Rhein-Neckar/Lambrecht/Frankenthal, 06. Januar 2017. (red/pro) Seit Mitte September ermittelt die Staatsanwaltschaft gegen ehemalige Pfleger eines Altenheims im pfälzischen Lambrecht. Drei Personen befinden sich in Untersuchungshaft – zunächst ermittelten die Behörden wegen Misshandlung pflegebedürftiger Bewohner. Im Rahmen der intensiven Ermittlungen ergab sich der Mordverdacht an einer 85-jährigen Frau. Die Polizei muss nun ermitteln, ob die Tatverdächtigen möglicherweise weitere Bewohner ermordet haben. Die Aussichten auf Erfolg sind gering.
Von Hardy Prothmann
Der Leitende Oberstaatsanwalt Hubert Ströber ist nach seiner jahrzehntelangen Erfahrung mit Verbrechen aller Art nicht so leicht aus der Ruhe zu bringen – aber dieser Mordfall ist anders. Drei Pflegekräften, einer 26-jährige Frau und zwei 23 und 47 Jahren alten Männern, wird vorgeworfen, eine 85-jährige Frau in einem Seniorenheim der Arbeiterwohlfahrt (AWO) in Lambrecht ermordet zu haben. Die Frau und der 23-Jährige wurden am 22. Dezember festgenommen, der 47-Jährige am 31. Dezember 2016. Zunächst sind die Tatverdächtigen also aus dem Verkehr gezogen – doch wird man ihnen den Mord nachweisen können?
Zunächst soll der alten Frau Ende 2015 eine Überdosis Insulin verabreicht worden sein – doch sie starb noch nicht. In der Nacht vom 29. auf den 30. Dezember 2015 soll der 23-Jährige die Frau dann um vier Uhr morgens mit einem Kissen erstickt haben.

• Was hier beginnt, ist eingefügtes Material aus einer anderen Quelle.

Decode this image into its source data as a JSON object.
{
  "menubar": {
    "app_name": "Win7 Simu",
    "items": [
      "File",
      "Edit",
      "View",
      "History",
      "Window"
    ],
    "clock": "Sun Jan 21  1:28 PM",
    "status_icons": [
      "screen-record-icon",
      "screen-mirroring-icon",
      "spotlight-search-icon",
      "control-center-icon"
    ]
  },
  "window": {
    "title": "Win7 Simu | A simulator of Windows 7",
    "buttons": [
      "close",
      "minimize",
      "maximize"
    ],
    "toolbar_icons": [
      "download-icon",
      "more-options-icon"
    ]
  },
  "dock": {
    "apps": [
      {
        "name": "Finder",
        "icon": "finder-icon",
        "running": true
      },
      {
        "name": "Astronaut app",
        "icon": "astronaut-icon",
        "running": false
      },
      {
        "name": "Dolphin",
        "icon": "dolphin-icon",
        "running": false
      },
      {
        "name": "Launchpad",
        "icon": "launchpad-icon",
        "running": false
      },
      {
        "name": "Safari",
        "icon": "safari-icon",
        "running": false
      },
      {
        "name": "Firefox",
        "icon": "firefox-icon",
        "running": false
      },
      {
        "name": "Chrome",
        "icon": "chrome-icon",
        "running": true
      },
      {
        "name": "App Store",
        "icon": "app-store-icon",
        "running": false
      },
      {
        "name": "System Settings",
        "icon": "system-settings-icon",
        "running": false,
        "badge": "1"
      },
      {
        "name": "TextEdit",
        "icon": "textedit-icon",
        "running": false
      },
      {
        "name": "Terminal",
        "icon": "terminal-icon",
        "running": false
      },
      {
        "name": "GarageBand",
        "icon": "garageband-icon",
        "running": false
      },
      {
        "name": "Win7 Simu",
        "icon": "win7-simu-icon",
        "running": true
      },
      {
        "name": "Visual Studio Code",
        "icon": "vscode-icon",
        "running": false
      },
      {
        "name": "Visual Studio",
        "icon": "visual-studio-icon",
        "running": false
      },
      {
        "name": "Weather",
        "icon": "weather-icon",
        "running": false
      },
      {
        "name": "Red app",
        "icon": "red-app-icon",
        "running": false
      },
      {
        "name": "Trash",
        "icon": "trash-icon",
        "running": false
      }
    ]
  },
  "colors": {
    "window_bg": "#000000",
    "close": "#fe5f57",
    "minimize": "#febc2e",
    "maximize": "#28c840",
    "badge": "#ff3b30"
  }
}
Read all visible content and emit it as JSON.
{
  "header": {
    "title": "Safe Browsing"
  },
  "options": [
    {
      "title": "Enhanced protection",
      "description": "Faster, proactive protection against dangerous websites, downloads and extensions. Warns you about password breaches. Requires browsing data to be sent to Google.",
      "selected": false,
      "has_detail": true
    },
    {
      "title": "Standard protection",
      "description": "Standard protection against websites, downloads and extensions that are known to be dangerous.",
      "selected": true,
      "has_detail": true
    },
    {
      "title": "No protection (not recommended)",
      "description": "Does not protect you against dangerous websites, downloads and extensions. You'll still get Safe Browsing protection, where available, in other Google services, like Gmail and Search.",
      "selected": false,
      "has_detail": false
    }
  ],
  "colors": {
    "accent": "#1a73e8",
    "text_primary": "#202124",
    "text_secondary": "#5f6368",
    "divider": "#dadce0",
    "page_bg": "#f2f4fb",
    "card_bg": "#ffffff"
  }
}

Wie aus einer natürlichen Todesursache plötzlich ein Mordverdacht wurde
Niemand bemerkte zunächst den Mord. Die Frau war sehr krank und bettlägerig. 85 Jahre alt. Der Arzt stellte einen natürlichen Tod fest. Alt und krank wie die Frau war, war ihr Tod nicht verdächtig.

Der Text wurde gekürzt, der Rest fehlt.